Жизнь — синусоида! Если пришла большая радость, значит жди великой печали. Так и вышло. Через пару дней один из его лечащих врачей, Сергей Турмышев, убедил председателя медицинской комиссии Станислава Смирнова отказать Джикии в освобождении по диагнозу «ишемия». Мало того, эти убийцы в белых халатах выписали тяжело больного старика в концлагерь Ржева. Когда 9 июля я прощался с Автандилом, то видел в его полных слез глазах печать смерти. Да он и сам осознавал свою печальную участь. На этапе в Тверском СИЗО у него начались сердечные приступы, и его вернули в лечебное учреждение Торжка. 2 августа Гайрбек и я уже были выписаны, заботиться о пожилом грузине было некому, возможно, поэтому Автандил Джикия скончался 14 августа на больничной койке.

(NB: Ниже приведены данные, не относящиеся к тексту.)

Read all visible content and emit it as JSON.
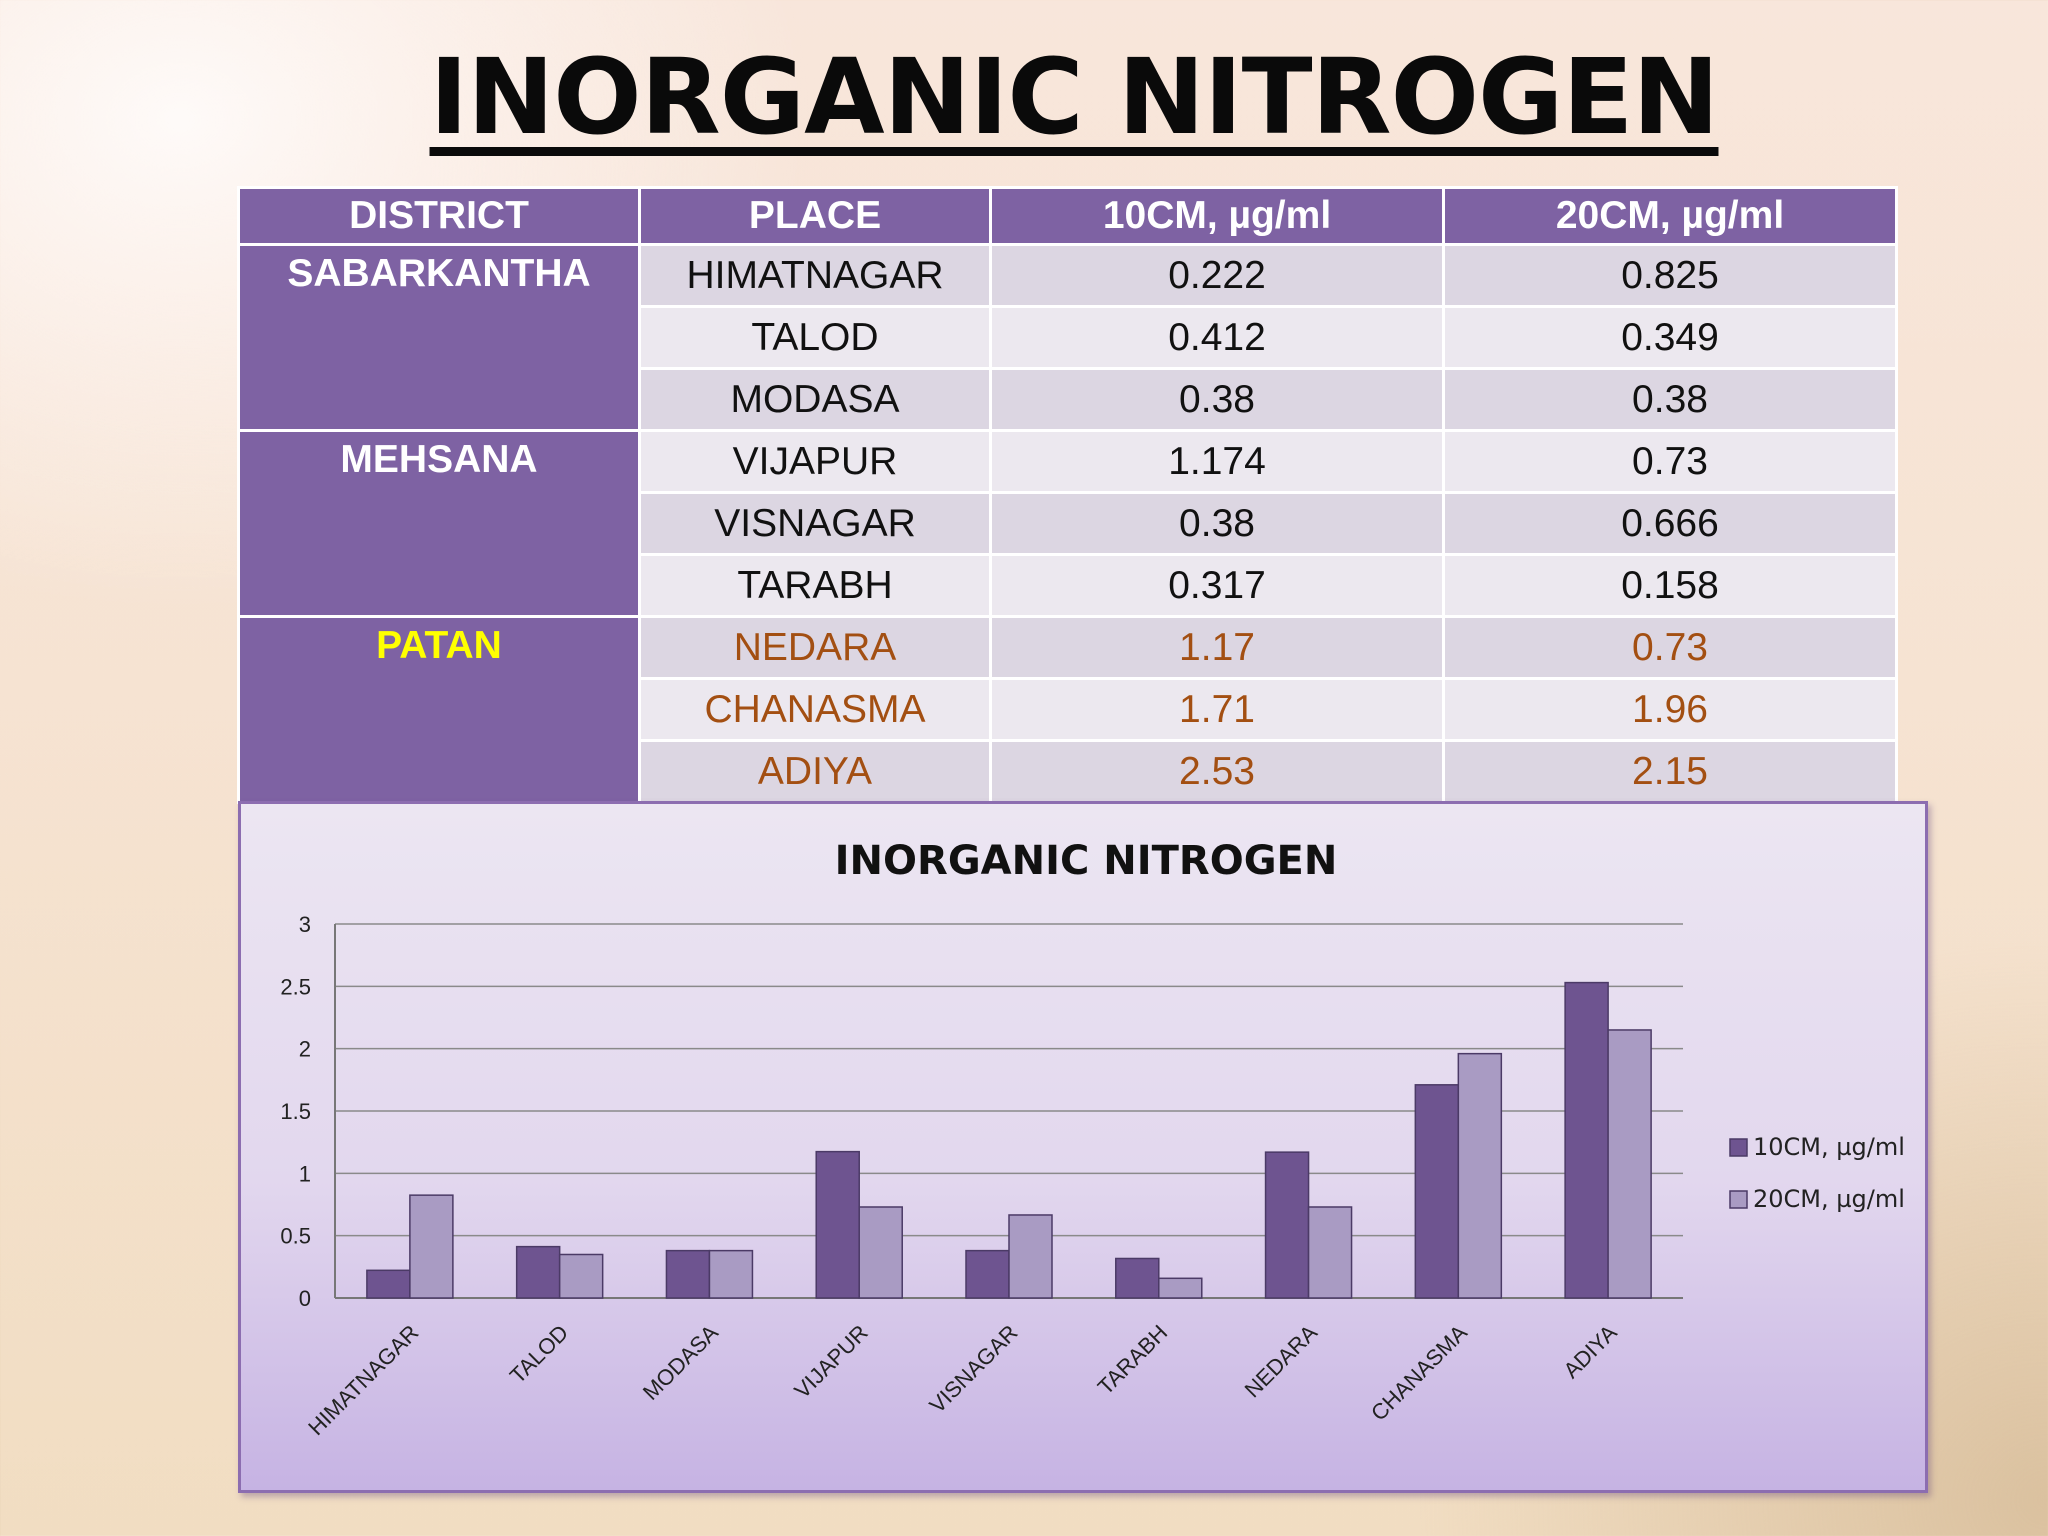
{
  "slide": {
    "title": "INORGANIC NITROGEN"
  },
  "table": {
    "headers": [
      "DISTRICT",
      "PLACE",
      "10CM, µg/ml",
      "20CM, µg/ml"
    ],
    "groups": [
      {
        "district": "SABARKANTHA",
        "district_color": "#ffffff",
        "highlight": false,
        "rows": [
          {
            "place": "HIMATNAGAR",
            "cm10": "0.222",
            "cm20": "0.825"
          },
          {
            "place": "TALOD",
            "cm10": "0.412",
            "cm20": "0.349"
          },
          {
            "place": "MODASA",
            "cm10": "0.38",
            "cm20": "0.38"
          }
        ]
      },
      {
        "district": "MEHSANA",
        "district_color": "#ffffff",
        "highlight": false,
        "rows": [
          {
            "place": "VIJAPUR",
            "cm10": "1.174",
            "cm20": "0.73"
          },
          {
            "place": "VISNAGAR",
            "cm10": "0.38",
            "cm20": "0.666"
          },
          {
            "place": "TARABH",
            "cm10": "0.317",
            "cm20": "0.158"
          }
        ]
      },
      {
        "district": "PATAN",
        "district_color": "#ffff00",
        "highlight": true,
        "rows": [
          {
            "place": "NEDARA",
            "cm10": "1.17",
            "cm20": "0.73"
          },
          {
            "place": "CHANASMA",
            "cm10": "1.71",
            "cm20": "1.96"
          },
          {
            "place": "ADIYA",
            "cm10": "2.53",
            "cm20": "2.15"
          }
        ]
      }
    ]
  },
  "chart_data": {
    "type": "bar",
    "title": "INORGANIC NITROGEN",
    "xlabel": "",
    "ylabel": "",
    "categories": [
      "HIMATNAGAR",
      "TALOD",
      "MODASA",
      "VIJAPUR",
      "VISNAGAR",
      "TARABH",
      "NEDARA",
      "CHANASMA",
      "ADIYA"
    ],
    "series": [
      {
        "name": "10CM, µg/ml",
        "color": "#6e5490",
        "values": [
          0.222,
          0.412,
          0.38,
          1.174,
          0.38,
          0.317,
          1.17,
          1.71,
          2.53
        ]
      },
      {
        "name": "20CM, µg/ml",
        "color": "#a99bc3",
        "values": [
          0.825,
          0.349,
          0.38,
          0.73,
          0.666,
          0.158,
          0.73,
          1.96,
          2.15
        ]
      }
    ],
    "ylim": [
      0,
      3
    ],
    "yticks": [
      "0",
      "0.5",
      "1",
      "1.5",
      "2",
      "2.5",
      "3"
    ],
    "grid": true,
    "legend_position": "right"
  }
}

Лечили его только аскорбиновой кислотой и без конца мерили давление. Когда же мы увидим на скамье подсудимых его похоронную команду: Дмитрия Лебедева, Сергея Турмышева, Станислава Смирнова, Александра Бордачёва?
Разумеется, я начал собирать данные о смерти Джикии. Для привлечения к уголовной ответственности палачей мне необходимы были медицинские документы, которые выдают только родственникам умершего человека. Автандил до этого дал мне телефон своего сына Георгия, но тот попросил 40 дней паузы, якобы для поминок, но, как и следовало ожидать, преуспевающий Джикия-младший не захотел поднимать шум и категорически отказался дать справки:
— Ничто не вернет нам отца, я знаю, что он умер не сам, все знаю и знаю, за что его били. Отец был бы против.
Однако Автандил прочитал обе моих книги «Непокорный арестант» и восхищался фактурой, собранной в издании. Разумеется, давая свои данные и подробно описывая свою жизнь, он понимал и что это делается для публикации, но абсолютно не возражал.
Если бы дети, жена приехали бы в больницу Торжка, когда Автандил был еще жив, и поинтересовались бы здоровьем старика, то отношением к нему было бы гораздо лучше, и, естественно, никто бы не позволил себе так жестоко обращаться с больным человеком. Автандил пролежал в тюремной больнице 3 месяца, дорога из Москвы занимает 3-4 часа. Но родные не приехали, оставив его перед лицом неминуемой, мучительной гибели. В тюрьме первыми умирают те, у кого нет поддержки семьи – система знает, что за такого человека никто не будет бороться и поднимать шум.
Как часто я вижу брошенных своими близкими арестантов. Боже! Как часто я слышу: «Ничто нам его не вернет!». Сытая семья Джикия, проживающая в столичном районе Солнцево, уже давно списала со счетов главу семейства.
Да, раньше Автандил был любим и уважаем, но эволюция и время превратили его в брошенного вымирающего динозавра.
Мне вспоминается «деревня мертвых» в горах на границе России и Грузии, возле заставы Мешехи Аргунского погранотряда. Я курировал это воинское подразделение, и она была названа «Серпуховской». Туда грузины в древности приводили отживать свой век и умирать старых людей. Я бродил по старинным улицам между каменных хижин и с горечью думал: «Как можно хоронить еще живого, пусть и весьма дряхлого человека»?